Michael Dunn, senior marketing director for neurologic rare disease at Genentech, told SMA News Today that fashion was a theme during various listening sessions with the adult SMA community. Their interest helped to spur a fashion show’s creation.
SMA success stories
The show marks the latest SMA My Way initiative since its 2020 launch. The organization’s goal is to increase awareness about the SMA community and showcase its successes. Recently, Genentech also partnered with singer-songwriter James Ian, who has SMA type 3, to create “Spaces,” a song about how those with disabilities often feel invisible, and the company worked with the director Dominick Evans, also a type 3 patient, to film a music video for the song.
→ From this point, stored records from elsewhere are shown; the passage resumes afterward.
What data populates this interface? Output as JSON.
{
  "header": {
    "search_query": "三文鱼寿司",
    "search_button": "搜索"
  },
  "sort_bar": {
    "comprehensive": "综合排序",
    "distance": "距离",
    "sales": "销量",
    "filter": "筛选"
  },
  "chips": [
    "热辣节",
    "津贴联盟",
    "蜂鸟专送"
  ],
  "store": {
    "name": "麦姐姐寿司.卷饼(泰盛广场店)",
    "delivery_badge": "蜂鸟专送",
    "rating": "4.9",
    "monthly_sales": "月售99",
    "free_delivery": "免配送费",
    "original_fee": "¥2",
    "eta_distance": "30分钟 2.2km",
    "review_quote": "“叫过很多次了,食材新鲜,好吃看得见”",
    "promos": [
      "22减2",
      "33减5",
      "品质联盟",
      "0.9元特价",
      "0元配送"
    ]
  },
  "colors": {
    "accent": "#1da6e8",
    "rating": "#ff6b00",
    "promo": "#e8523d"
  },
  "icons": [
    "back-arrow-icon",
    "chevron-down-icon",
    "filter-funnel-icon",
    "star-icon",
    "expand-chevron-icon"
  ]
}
Open Style Lab gave its designers stipends to buy clothes and materials to make alterations. But these artists flew out to New York on their own dime with the hope of changing the way fashion is perceived. Dewar rented an Airbnb apartment in the city so the designers would have room to spread out when they didn’t have access to the Open Style Lab design studio.
Over the past six weeks, Saieh and Dewar and two other design teams have been hard at work balancing the difficulties that come with dressing people with SMA with a sense of fashion. It was a back-and-forth effort conducted over Zoom because of COVID-19 precautions.
Dewar felt inspired during her first meeting with Sawsan Zakaria, a model and actress with SMA type 2. Zakaria enjoys dressing up, but acknowledges it’s a difficult endeavor for people with physical disabilities.
“When we were doing our collaboration, one thing we talked about is there’s a lack of accessibility in the fashion world on the fancier side — those are the hardest clothes for people with disabilities to get on,” Zakaria said. “I think where the inspiration came from was, like, OK, these are the type of clothes that we want to wear, but they’re the hardest for us to wear and to find.”
Her outfit for Thursday’s show blends many of Zakaria’s fashion preferences and personality with Dewar’s experience studying apparel technology. The heart of it is a beaded chainmail belt, which took hours for Dewar to create.
One of Saieh’s most memorable outfits came from Burcaw. He asked Saieh and Dewar to create something that was comfortable for him in his chair, yet still looked fashionable.
Saieh and Dewar completely rethought pants for his outfit, knowing they could scrap the requirement that the pants be comfortable to walk in because Burcaw always uses a power wheelchair. The designers came up with a system that allowed him to attach the front side of dress pants to his more comfortable sweatpants.
Fashioning a different style
Despite challenges with fashioning the clothes — mainly a lack of floor space for the designers to work with — Dewar said thinking of the needs of SMA patients gave them more creative liberty.
“Ease of movement is not something we really need to consider,” said Dewar, who studies industrial design. “If you consider the opportunity of a different body type, there’s actually a lot of ways to use that to create new innovations and style and create really exciting things.”
Dewar was diagnosed with multiple sclerosis last summer, and said the diagnosis helped her begin to understand how many fine motor skills were required for zipping up pants or buttoning a shirt. She became aware that clothes are not designed for people with disabilities — an experience, she said, that left her fully invested in adaptive clothing.
Dewar hopes Double Take will inspire fashion visionaries, companies, and influencers to see a different future for the industry.
“I think fashion often is stuck in a very traditional mode of creating, and it doesn’t change. As much as fashion styles change, the process doesn’t,” Dewar said. “And I think it’d be really exciting for the fashion industry to realize there’s so much more potential that they’re leaving on the table for not having these different voices included.”